PhD Defence: Lina Avila Clasen
Thesis title: Controls of nitrogen fixation associated with bryophytes in terrestrial ecosystems
Supervisors: Kathrin Rousk and Anders Priemé
Assessment Committee:
Per Ambus (Chair), Geoscience and Natural Resource Management
Steven Perakis, USGS Forest and Rangeland Ecosystem Science Center, Corvallis, OR
Annika Nordin, SLU Umeå and Stora Enso
Abstract
Nitrogen (N) fixation is a key process contributing for global biogeochemical cycles. This complex process is performed by N-fixing bacteria that converts atmospheric N into a bioavailable form that other organisms can assimilate. These bacteria often associate with bryophytes, non-vascular plants that are key ecological components of many ecosystems. Here, the role of nutrient availability affecting N fixation rates, a process that requires substantial energy, is emphasized in tropical ecosystems. The findings revealed that N additions reduced moss-associated N fixation rates. Phosphorus, an energy source, showed variable effects and did not exhibit a direct positive relationship with N fixation rates. No molybdenum limitation was observed. Climate was found to be a stronger driver of N fixation rates. A steep mountain gradient with a natural decrease in temperature was used to investigate N fixation rates which were higher in lower elevations with dense cloud forests. The higher elevations, which constitute the páramo ecosystem, encountered greater fluctuations in climate, which seemed to drive distinct microbial communities adapted to those conditions.

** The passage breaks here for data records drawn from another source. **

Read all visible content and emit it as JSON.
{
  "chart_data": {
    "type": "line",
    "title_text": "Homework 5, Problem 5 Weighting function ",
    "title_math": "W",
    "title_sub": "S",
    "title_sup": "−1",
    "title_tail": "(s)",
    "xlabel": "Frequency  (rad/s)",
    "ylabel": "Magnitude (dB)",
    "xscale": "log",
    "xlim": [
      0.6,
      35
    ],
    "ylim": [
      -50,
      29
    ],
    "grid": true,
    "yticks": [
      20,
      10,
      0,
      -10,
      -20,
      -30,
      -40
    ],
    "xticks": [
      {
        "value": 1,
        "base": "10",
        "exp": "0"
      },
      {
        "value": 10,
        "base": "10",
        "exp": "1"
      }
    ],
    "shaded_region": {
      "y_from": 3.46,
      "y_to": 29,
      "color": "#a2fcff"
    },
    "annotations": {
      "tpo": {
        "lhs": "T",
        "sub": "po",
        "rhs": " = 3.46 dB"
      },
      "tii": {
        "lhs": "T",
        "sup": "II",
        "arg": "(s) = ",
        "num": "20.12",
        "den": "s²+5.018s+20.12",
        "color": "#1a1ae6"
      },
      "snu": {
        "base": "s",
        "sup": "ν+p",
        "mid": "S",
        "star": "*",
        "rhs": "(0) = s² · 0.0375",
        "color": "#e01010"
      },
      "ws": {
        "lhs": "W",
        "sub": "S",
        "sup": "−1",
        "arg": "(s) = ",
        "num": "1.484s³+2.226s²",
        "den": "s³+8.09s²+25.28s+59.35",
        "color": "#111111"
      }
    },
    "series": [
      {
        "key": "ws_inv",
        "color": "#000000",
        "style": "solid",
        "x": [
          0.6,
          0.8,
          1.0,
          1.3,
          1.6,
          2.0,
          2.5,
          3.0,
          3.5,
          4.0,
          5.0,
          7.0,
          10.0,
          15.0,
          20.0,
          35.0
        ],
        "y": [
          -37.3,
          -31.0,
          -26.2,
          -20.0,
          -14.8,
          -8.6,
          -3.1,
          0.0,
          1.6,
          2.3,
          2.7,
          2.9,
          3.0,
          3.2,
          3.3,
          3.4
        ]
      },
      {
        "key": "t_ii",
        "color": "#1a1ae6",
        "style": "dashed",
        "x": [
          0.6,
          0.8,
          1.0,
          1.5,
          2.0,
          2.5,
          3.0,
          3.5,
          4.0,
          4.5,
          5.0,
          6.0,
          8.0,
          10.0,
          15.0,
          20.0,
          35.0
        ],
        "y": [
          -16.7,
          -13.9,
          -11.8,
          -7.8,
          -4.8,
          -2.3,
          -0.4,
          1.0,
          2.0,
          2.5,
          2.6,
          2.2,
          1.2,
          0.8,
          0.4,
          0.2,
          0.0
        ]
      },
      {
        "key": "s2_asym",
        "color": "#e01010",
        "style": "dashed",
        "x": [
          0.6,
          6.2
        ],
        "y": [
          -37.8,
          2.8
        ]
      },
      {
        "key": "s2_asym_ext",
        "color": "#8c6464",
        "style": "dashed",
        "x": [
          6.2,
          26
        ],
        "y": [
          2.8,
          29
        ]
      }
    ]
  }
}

The short-term fate of N was also investigated. Mosses retained most of the N within their tissues, with different precipitation regimes not greatly affecting the short fate of N. To further investigate other forest compartments and forests in different successional stages, N fixation in soil, litter, and bryophytes living epiphytically in pumpwood trees were sampled from the two forests. Significant higher rates were measured in association with bryophytes compared to soil or litter and in younger forests. Higher light intensity was a strong driver of N fixation rates, possibly contributing to the recovery of the regenerating forests. This PhD thesis explores the crucial role of microbial processes and N fixation to tropical ecosystems, which are under significant threat from human-induced climate change impacting N pools and global biogeochemical cycles.